Ammonia borane (AB, NH3BH3), as a hydrogen-rich
material, has been attracting great interest in the field of hydrogen
storage. However, the mechanism of its dehydrogenation and rehydrogenation
is not sufficiently understood yet. In this work, the initial decomposition
process of AB under shock loading is investigated using the ab initio
molecular dynamics method. The results show that the B–H bond
breaking plays a more important role in the reaction initiation. Three
main reaction pathways for H2 release are revealed. (I)
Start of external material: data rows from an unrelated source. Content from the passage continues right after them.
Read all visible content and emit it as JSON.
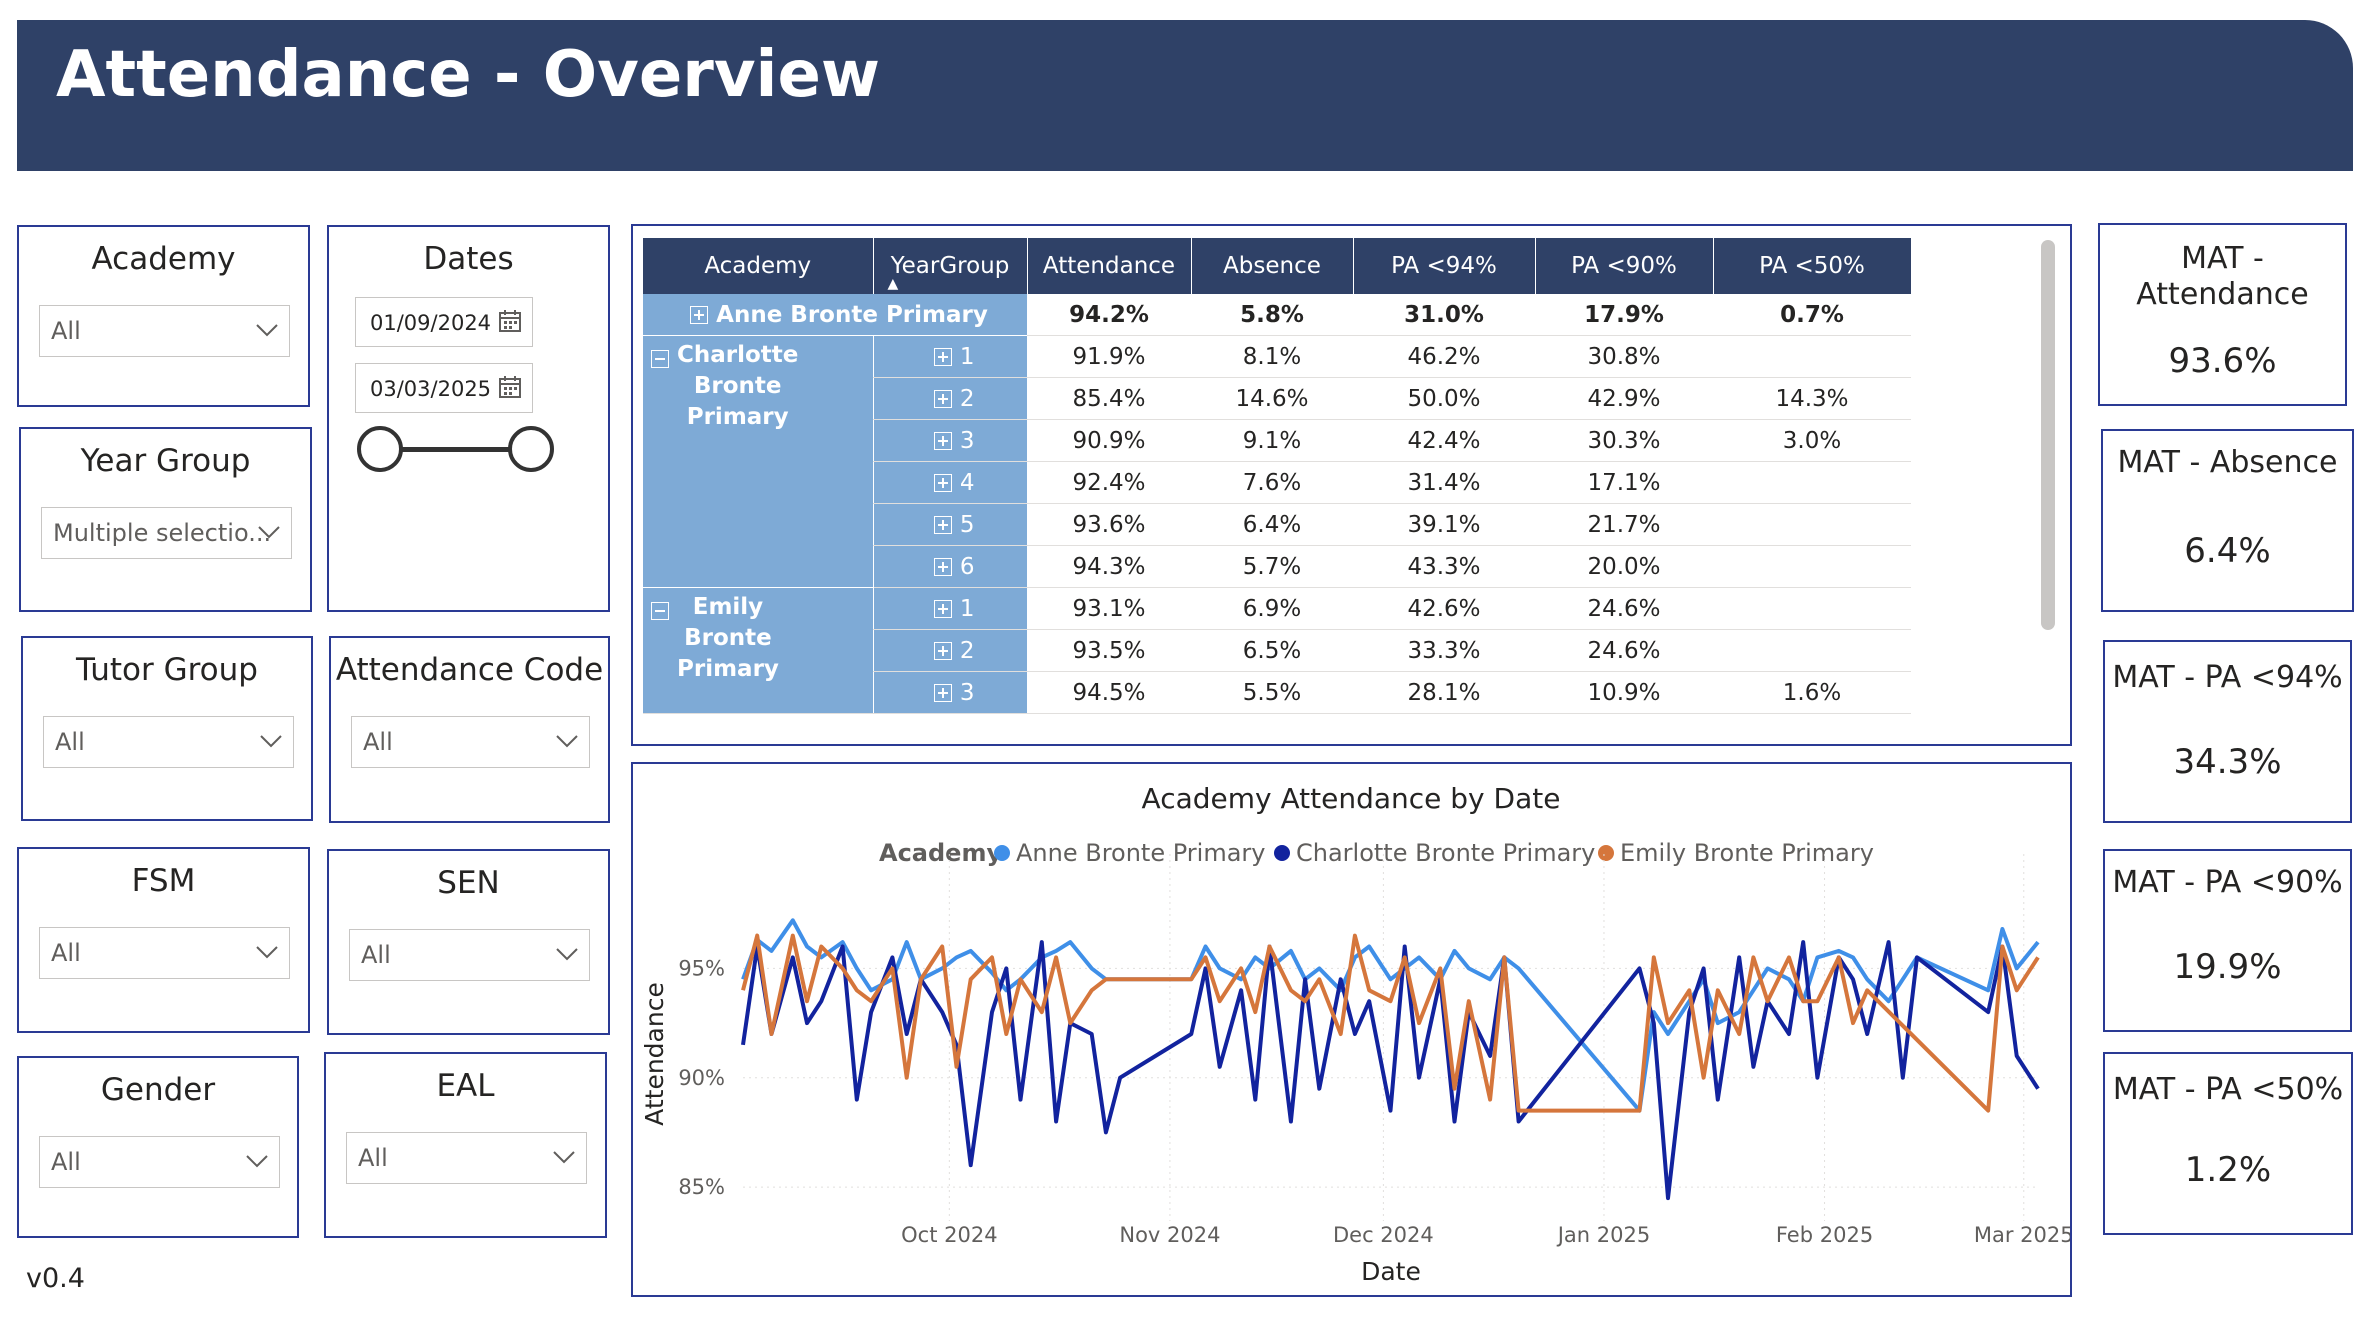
{
  "header": {
    "title": "Attendance - Overview"
  },
  "slicers": {
    "academy": {
      "title": "Academy",
      "value": "All"
    },
    "dates": {
      "title": "Dates",
      "start": "01/09/2024",
      "end": "03/03/2025"
    },
    "year_group": {
      "title": "Year Group",
      "value": "Multiple selectio..."
    },
    "tutor_group": {
      "title": "Tutor Group",
      "value": "All"
    },
    "attendance_code": {
      "title": "Attendance Code",
      "value": "All"
    },
    "fsm": {
      "title": "FSM",
      "value": "All"
    },
    "sen": {
      "title": "SEN",
      "value": "All"
    },
    "gender": {
      "title": "Gender",
      "value": "All"
    },
    "eal": {
      "title": "EAL",
      "value": "All"
    }
  },
  "version": "v0.4",
  "matrix": {
    "columns": [
      "Academy",
      "YearGroup",
      "Attendance",
      "Absence",
      "PA <94%",
      "PA <90%",
      "PA <50%"
    ],
    "rows": [
      {
        "academy": "Anne Bronte Primary",
        "year": "",
        "att": "94.2%",
        "abs": "5.8%",
        "pa94": "31.0%",
        "pa90": "17.9%",
        "pa50": "0.7%"
      },
      {
        "academy": "Charlotte Bronte Primary",
        "year": "1",
        "att": "91.9%",
        "abs": "8.1%",
        "pa94": "46.2%",
        "pa90": "30.8%",
        "pa50": ""
      },
      {
        "academy": "",
        "year": "2",
        "att": "85.4%",
        "abs": "14.6%",
        "pa94": "50.0%",
        "pa90": "42.9%",
        "pa50": "14.3%"
      },
      {
        "academy": "",
        "year": "3",
        "att": "90.9%",
        "abs": "9.1%",
        "pa94": "42.4%",
        "pa90": "30.3%",
        "pa50": "3.0%"
      },
      {
        "academy": "",
        "year": "4",
        "att": "92.4%",
        "abs": "7.6%",
        "pa94": "31.4%",
        "pa90": "17.1%",
        "pa50": ""
      },
      {
        "academy": "",
        "year": "5",
        "att": "93.6%",
        "abs": "6.4%",
        "pa94": "39.1%",
        "pa90": "21.7%",
        "pa50": ""
      },
      {
        "academy": "",
        "year": "6",
        "att": "94.3%",
        "abs": "5.7%",
        "pa94": "43.3%",
        "pa90": "20.0%",
        "pa50": ""
      },
      {
        "academy": "Emily Bronte Primary",
        "year": "1",
        "att": "93.1%",
        "abs": "6.9%",
        "pa94": "42.6%",
        "pa90": "24.6%",
        "pa50": ""
      },
      {
        "academy": "",
        "year": "2",
        "att": "93.5%",
        "abs": "6.5%",
        "pa94": "33.3%",
        "pa90": "24.6%",
        "pa50": ""
      },
      {
        "academy": "",
        "year": "3",
        "att": "94.5%",
        "abs": "5.5%",
        "pa94": "28.1%",
        "pa90": "10.9%",
        "pa50": "1.6%"
      }
    ],
    "academy_names": {
      "anne": "Anne Bronte Primary",
      "charlotte": "Charlotte\nBronte\nPrimary",
      "emily": "Emily\nBronte\nPrimary"
    }
  },
  "kpis": [
    {
      "title": "MAT -\nAttendance",
      "value": "93.6%"
    },
    {
      "title": "MAT - Absence",
      "value": "6.4%"
    },
    {
      "title": "MAT - PA <94%",
      "value": "34.3%"
    },
    {
      "title": "MAT - PA <90%",
      "value": "19.9%"
    },
    {
      "title": "MAT - PA <50%",
      "value": "1.2%"
    }
  ],
  "colors": {
    "header": "#2f4167",
    "anne": "#3f8fe8",
    "charlotte": "#12239e",
    "emily": "#d5763c",
    "matrix_row": "#7eaad6"
  },
  "chart_data": {
    "type": "line",
    "title": "Academy Attendance by Date",
    "xlabel": "Date",
    "ylabel": "Attendance",
    "legend_title": "Academy",
    "legend_position": "top",
    "x_range": [
      "2024-09-02",
      "2025-03-03"
    ],
    "x_ticks": [
      "Oct 2024",
      "Nov 2024",
      "Dec 2024",
      "Jan 2025",
      "Feb 2025",
      "Mar 2025"
    ],
    "x_tick_dates": [
      "2024-10-01",
      "2024-11-01",
      "2024-12-01",
      "2025-01-01",
      "2025-02-01",
      "2025-03-01"
    ],
    "ylim": [
      0.84,
      0.984
    ],
    "y_ticks": [
      0.85,
      0.9,
      0.95
    ],
    "y_tick_labels": [
      "85%",
      "90%",
      "95%"
    ],
    "grid": true,
    "series": [
      {
        "name": "Anne Bronte Primary",
        "color": "#3f8fe8",
        "x": [
          "2024-09-02",
          "2024-09-04",
          "2024-09-06",
          "2024-09-09",
          "2024-09-11",
          "2024-09-13",
          "2024-09-16",
          "2024-09-18",
          "2024-09-20",
          "2024-09-23",
          "2024-09-25",
          "2024-09-27",
          "2024-09-30",
          "2024-10-02",
          "2024-10-04",
          "2024-10-07",
          "2024-10-09",
          "2024-10-11",
          "2024-10-14",
          "2024-10-16",
          "2024-10-18",
          "2024-10-21",
          "2024-10-23",
          "2024-11-04",
          "2024-11-06",
          "2024-11-08",
          "2024-11-11",
          "2024-11-13",
          "2024-11-15",
          "2024-11-18",
          "2024-11-20",
          "2024-11-22",
          "2024-11-25",
          "2024-11-27",
          "2024-11-29",
          "2024-12-02",
          "2024-12-04",
          "2024-12-06",
          "2024-12-09",
          "2024-12-11",
          "2024-12-13",
          "2024-12-16",
          "2024-12-18",
          "2024-12-20",
          "2025-01-06",
          "2025-01-08",
          "2025-01-10",
          "2025-01-13",
          "2025-01-15",
          "2025-01-17",
          "2025-01-20",
          "2025-01-22",
          "2025-01-24",
          "2025-01-27",
          "2025-01-29",
          "2025-01-31",
          "2025-02-03",
          "2025-02-05",
          "2025-02-07",
          "2025-02-10",
          "2025-02-12",
          "2025-02-14",
          "2025-02-24",
          "2025-02-26",
          "2025-02-28",
          "2025-03-03"
        ],
        "values": [
          0.945,
          0.963,
          0.958,
          0.972,
          0.96,
          0.955,
          0.962,
          0.95,
          0.94,
          0.945,
          0.962,
          0.945,
          0.95,
          0.955,
          0.958,
          0.948,
          0.94,
          0.945,
          0.955,
          0.958,
          0.962,
          0.95,
          0.945,
          0.945,
          0.96,
          0.95,
          0.945,
          0.955,
          0.95,
          0.958,
          0.945,
          0.95,
          0.94,
          0.955,
          0.96,
          0.945,
          0.95,
          0.955,
          0.945,
          0.958,
          0.95,
          0.945,
          0.955,
          0.95,
          0.885,
          0.93,
          0.92,
          0.935,
          0.945,
          0.925,
          0.93,
          0.94,
          0.95,
          0.945,
          0.935,
          0.955,
          0.958,
          0.955,
          0.945,
          0.935,
          0.945,
          0.955,
          0.94,
          0.968,
          0.95,
          0.962
        ]
      },
      {
        "name": "Charlotte Bronte Primary",
        "color": "#12239e",
        "x": [
          "2024-09-02",
          "2024-09-04",
          "2024-09-06",
          "2024-09-09",
          "2024-09-11",
          "2024-09-13",
          "2024-09-16",
          "2024-09-18",
          "2024-09-20",
          "2024-09-23",
          "2024-09-25",
          "2024-09-27",
          "2024-09-30",
          "2024-10-02",
          "2024-10-04",
          "2024-10-07",
          "2024-10-09",
          "2024-10-11",
          "2024-10-14",
          "2024-10-16",
          "2024-10-18",
          "2024-10-21",
          "2024-10-23",
          "2024-10-25",
          "2024-11-04",
          "2024-11-06",
          "2024-11-08",
          "2024-11-11",
          "2024-11-13",
          "2024-11-15",
          "2024-11-18",
          "2024-11-20",
          "2024-11-22",
          "2024-11-25",
          "2024-11-27",
          "2024-11-29",
          "2024-12-02",
          "2024-12-04",
          "2024-12-06",
          "2024-12-09",
          "2024-12-11",
          "2024-12-13",
          "2024-12-16",
          "2024-12-18",
          "2024-12-20",
          "2025-01-06",
          "2025-01-08",
          "2025-01-10",
          "2025-01-13",
          "2025-01-15",
          "2025-01-17",
          "2025-01-20",
          "2025-01-22",
          "2025-01-24",
          "2025-01-27",
          "2025-01-29",
          "2025-01-31",
          "2025-02-03",
          "2025-02-05",
          "2025-02-07",
          "2025-02-10",
          "2025-02-12",
          "2025-02-14",
          "2025-02-24",
          "2025-02-26",
          "2025-02-28",
          "2025-03-03"
        ],
        "values": [
          0.915,
          0.96,
          0.92,
          0.955,
          0.925,
          0.935,
          0.96,
          0.89,
          0.93,
          0.955,
          0.92,
          0.945,
          0.93,
          0.915,
          0.86,
          0.93,
          0.95,
          0.89,
          0.962,
          0.88,
          0.925,
          0.92,
          0.875,
          0.9,
          0.92,
          0.95,
          0.905,
          0.94,
          0.89,
          0.96,
          0.88,
          0.945,
          0.895,
          0.945,
          0.92,
          0.935,
          0.885,
          0.96,
          0.9,
          0.945,
          0.88,
          0.93,
          0.91,
          0.955,
          0.88,
          0.95,
          0.925,
          0.845,
          0.93,
          0.95,
          0.89,
          0.955,
          0.905,
          0.935,
          0.92,
          0.962,
          0.9,
          0.955,
          0.945,
          0.92,
          0.962,
          0.9,
          0.955,
          0.93,
          0.96,
          0.91,
          0.895
        ]
      },
      {
        "name": "Emily Bronte Primary",
        "color": "#d5763c",
        "x": [
          "2024-09-02",
          "2024-09-04",
          "2024-09-06",
          "2024-09-09",
          "2024-09-11",
          "2024-09-13",
          "2024-09-16",
          "2024-09-18",
          "2024-09-20",
          "2024-09-23",
          "2024-09-25",
          "2024-09-27",
          "2024-09-30",
          "2024-10-02",
          "2024-10-04",
          "2024-10-07",
          "2024-10-09",
          "2024-10-11",
          "2024-10-14",
          "2024-10-16",
          "2024-10-18",
          "2024-10-21",
          "2024-10-23",
          "2024-11-04",
          "2024-11-06",
          "2024-11-08",
          "2024-11-11",
          "2024-11-13",
          "2024-11-15",
          "2024-11-18",
          "2024-11-20",
          "2024-11-22",
          "2024-11-25",
          "2024-11-27",
          "2024-11-29",
          "2024-12-02",
          "2024-12-04",
          "2024-12-06",
          "2024-12-09",
          "2024-12-11",
          "2024-12-13",
          "2024-12-16",
          "2024-12-18",
          "2024-12-20",
          "2025-01-06",
          "2025-01-08",
          "2025-01-10",
          "2025-01-13",
          "2025-01-15",
          "2025-01-17",
          "2025-01-20",
          "2025-01-22",
          "2025-01-24",
          "2025-01-27",
          "2025-01-29",
          "2025-01-31",
          "2025-02-03",
          "2025-02-05",
          "2025-02-07",
          "2025-02-24",
          "2025-02-26",
          "2025-02-28",
          "2025-03-03"
        ],
        "values": [
          0.94,
          0.965,
          0.92,
          0.965,
          0.935,
          0.96,
          0.95,
          0.94,
          0.935,
          0.95,
          0.9,
          0.945,
          0.96,
          0.905,
          0.945,
          0.955,
          0.92,
          0.945,
          0.93,
          0.955,
          0.925,
          0.94,
          0.945,
          0.945,
          0.955,
          0.935,
          0.95,
          0.93,
          0.96,
          0.94,
          0.935,
          0.945,
          0.92,
          0.965,
          0.94,
          0.935,
          0.955,
          0.925,
          0.95,
          0.895,
          0.935,
          0.89,
          0.955,
          0.885,
          0.885,
          0.955,
          0.925,
          0.94,
          0.9,
          0.94,
          0.92,
          0.955,
          0.935,
          0.955,
          0.935,
          0.935,
          0.955,
          0.925,
          0.94,
          0.885,
          0.96,
          0.94,
          0.955
        ]
      }
    ]
  }
}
Heteropolar dihydrogen interaction (N-Hδ+···δ−H–B) and (II) homopolar dihydrogen interaction
(B–Hδ−···δ−H–B) are still the most popular reaction mechanisms. However,
a direct hydrogen adsorption and H2 liberation mechanism
(III) is uncovered. The H radical readily adsorbs a B atom to form
the pentacoordinate boron-containing species and efficiently activates
the adjacent B–H bond, which further ruptures to form H2 molecules. What is more, we discover the unexpected hydrogenation
behaviors between new-formed H2 and BNH compounds. In addition,
the similar H exchange reactions assisted by H2 are also
explored. The probable rehydrogenation mechanisms are proposed based
on our results. These theoretical calculations not only give a comprehensive
understanding about AB decomposition under shock loading but also
shed light on its rehydrogenation for hydrogen storage.